Without the flag m only the first digit is matched:

let str = `1st place: Winnie
2nd place: Piglet
3rd place: Eeyore`;

alert( str.match(/^\d/g) ); // 1

That’s because by default a caret ^ only matches at the beginning of the text, and in the multiline mode – at the start of any line.

Please note:

“Start of a line” formally means “immediately after a line break”: the test ^ in multiline mode matches at all positions preceded by a newline character \n.

And at the text start.

2. Searching at line end $

The dollar sign $ behaves similarly.

The regular expression \d$ finds the last digit in every line

let str = `Winnie: 1
Piglet: 2
Eeyore: 3`;

alert( str.match(/\d$/gm) ); // 1,2,3

Without the flag m, the dollar $ would only match the end of the whole text, so only the very last digit would be found.

Please note:

“End of a line” formally means “immediately before a line break”: the test $ in multiline mode matches at all positions succeeded by a newline character \n.

And at the text end.

3. Searching for \n instead of ^ $

To find a newline, we can use not only anchors ^ and $, but also the newline character \n.

What’s the difference? Let’s see an example.

Here we search for \d\n instead of \d$:

let str = `Winnie: 1
Piglet: 2
Eeyore: 3`;

alert( str.match(/\d\n/gm) ); // 1\n,2\n

As we can see, there are 2 matches instead of 3.

That’s because there’s no newline after 3 (there’s text end though, so it matches $).

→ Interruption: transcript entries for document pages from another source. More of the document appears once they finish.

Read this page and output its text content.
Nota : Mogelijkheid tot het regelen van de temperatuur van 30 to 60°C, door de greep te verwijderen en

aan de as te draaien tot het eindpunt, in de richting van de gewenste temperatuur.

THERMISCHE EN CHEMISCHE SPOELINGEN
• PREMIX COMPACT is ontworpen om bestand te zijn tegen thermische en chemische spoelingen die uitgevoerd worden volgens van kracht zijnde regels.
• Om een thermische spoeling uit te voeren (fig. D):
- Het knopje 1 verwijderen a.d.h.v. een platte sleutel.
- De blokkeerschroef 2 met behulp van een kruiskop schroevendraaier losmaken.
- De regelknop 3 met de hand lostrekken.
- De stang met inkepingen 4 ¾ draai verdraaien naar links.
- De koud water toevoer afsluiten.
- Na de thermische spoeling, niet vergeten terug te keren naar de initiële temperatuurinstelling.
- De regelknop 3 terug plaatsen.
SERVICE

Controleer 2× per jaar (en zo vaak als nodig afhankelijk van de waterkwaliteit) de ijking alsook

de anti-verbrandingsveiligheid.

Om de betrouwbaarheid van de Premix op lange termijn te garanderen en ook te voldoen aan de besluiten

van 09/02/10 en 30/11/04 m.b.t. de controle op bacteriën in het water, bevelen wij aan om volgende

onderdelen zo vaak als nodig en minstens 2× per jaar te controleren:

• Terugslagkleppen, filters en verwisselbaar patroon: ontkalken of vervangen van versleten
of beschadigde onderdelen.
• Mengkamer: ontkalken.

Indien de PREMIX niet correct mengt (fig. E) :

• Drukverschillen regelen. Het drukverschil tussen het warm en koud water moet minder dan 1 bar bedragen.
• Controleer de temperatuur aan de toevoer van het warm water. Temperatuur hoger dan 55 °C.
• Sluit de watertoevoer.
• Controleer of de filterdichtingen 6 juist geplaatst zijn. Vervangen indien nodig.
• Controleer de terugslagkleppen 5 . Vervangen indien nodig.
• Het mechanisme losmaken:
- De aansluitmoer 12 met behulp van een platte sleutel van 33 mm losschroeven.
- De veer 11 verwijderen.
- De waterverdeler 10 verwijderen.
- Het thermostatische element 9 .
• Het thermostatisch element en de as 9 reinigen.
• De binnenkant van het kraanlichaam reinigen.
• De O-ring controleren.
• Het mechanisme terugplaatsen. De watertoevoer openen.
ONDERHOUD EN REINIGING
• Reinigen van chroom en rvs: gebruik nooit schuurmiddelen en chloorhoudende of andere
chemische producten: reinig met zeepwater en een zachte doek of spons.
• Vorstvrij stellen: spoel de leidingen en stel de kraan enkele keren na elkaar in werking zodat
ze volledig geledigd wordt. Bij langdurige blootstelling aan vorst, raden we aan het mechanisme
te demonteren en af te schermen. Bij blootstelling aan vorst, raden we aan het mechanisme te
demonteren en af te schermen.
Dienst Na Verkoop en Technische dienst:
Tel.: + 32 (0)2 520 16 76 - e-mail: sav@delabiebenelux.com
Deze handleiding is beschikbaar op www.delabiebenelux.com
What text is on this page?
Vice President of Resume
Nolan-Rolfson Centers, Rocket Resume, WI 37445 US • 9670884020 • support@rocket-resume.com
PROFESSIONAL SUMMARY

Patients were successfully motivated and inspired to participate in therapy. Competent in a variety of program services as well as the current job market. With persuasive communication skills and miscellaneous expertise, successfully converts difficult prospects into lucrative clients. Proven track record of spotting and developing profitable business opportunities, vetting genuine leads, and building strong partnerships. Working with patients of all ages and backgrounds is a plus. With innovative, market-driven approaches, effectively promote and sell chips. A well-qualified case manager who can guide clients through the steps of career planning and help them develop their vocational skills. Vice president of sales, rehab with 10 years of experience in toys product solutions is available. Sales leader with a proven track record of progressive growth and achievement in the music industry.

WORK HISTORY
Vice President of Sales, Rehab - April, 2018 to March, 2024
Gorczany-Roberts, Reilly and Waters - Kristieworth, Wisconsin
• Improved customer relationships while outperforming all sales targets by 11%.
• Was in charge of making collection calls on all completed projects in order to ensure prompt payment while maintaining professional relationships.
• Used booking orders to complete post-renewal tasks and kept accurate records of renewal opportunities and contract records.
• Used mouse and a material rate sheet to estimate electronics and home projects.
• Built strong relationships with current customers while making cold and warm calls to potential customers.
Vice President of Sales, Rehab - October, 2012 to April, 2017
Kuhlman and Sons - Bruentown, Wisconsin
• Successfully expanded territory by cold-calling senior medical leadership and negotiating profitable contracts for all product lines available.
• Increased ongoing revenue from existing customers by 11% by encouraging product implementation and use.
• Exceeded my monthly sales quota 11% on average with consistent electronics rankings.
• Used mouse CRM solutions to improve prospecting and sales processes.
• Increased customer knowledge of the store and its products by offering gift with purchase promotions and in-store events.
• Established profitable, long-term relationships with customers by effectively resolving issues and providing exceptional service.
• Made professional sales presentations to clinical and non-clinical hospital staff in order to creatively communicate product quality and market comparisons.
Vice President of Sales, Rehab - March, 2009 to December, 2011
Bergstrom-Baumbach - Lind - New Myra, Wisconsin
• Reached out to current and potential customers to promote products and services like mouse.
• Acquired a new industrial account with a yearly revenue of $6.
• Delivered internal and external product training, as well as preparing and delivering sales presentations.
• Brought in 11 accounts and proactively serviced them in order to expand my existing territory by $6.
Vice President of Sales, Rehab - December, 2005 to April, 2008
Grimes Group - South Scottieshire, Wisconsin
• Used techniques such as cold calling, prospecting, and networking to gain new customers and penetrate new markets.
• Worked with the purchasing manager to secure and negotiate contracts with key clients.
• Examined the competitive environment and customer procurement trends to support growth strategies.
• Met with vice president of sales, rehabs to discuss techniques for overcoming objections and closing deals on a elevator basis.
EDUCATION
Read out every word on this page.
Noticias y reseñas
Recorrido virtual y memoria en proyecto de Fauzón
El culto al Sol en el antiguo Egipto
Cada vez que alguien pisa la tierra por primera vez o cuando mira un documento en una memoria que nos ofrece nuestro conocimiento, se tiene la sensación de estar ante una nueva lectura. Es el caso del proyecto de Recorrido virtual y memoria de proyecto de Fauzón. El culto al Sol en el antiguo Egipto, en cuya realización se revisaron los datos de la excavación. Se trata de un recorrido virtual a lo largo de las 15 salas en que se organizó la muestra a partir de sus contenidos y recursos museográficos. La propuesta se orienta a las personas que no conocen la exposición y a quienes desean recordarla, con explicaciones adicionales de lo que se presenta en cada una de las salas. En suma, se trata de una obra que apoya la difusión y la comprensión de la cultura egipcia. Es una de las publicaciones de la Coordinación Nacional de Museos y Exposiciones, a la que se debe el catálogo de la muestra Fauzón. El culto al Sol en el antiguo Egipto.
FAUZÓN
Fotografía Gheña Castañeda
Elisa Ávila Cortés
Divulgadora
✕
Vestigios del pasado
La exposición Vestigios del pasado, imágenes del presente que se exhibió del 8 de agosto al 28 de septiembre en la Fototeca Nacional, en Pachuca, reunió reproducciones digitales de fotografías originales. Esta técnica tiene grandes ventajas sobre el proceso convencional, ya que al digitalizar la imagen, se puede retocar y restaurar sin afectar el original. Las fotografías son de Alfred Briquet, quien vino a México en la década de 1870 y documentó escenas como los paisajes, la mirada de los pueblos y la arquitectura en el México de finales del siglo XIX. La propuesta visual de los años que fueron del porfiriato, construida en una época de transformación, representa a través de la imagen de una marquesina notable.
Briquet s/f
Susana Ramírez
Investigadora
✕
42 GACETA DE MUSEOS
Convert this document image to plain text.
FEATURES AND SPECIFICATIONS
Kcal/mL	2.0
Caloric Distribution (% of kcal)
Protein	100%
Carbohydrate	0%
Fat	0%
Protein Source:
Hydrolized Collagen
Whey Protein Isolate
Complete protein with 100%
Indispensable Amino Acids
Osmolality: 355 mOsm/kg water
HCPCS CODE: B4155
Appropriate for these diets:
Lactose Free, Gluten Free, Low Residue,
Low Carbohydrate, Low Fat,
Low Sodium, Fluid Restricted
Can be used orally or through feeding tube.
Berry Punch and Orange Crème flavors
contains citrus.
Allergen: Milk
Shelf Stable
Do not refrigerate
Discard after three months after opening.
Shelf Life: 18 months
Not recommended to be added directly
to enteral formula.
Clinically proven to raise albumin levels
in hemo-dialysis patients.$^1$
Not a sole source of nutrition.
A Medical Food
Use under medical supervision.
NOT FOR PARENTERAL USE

Another difference: now every match includes a newline character \n. Unlike the anchors ^ $, that only test the condition (start/end of a line), \n is a character, so it becomes a part of the result.

So, a \n in the pattern is used when we need newline characters in the result, while anchors are used to find something at the beginning/end of a line.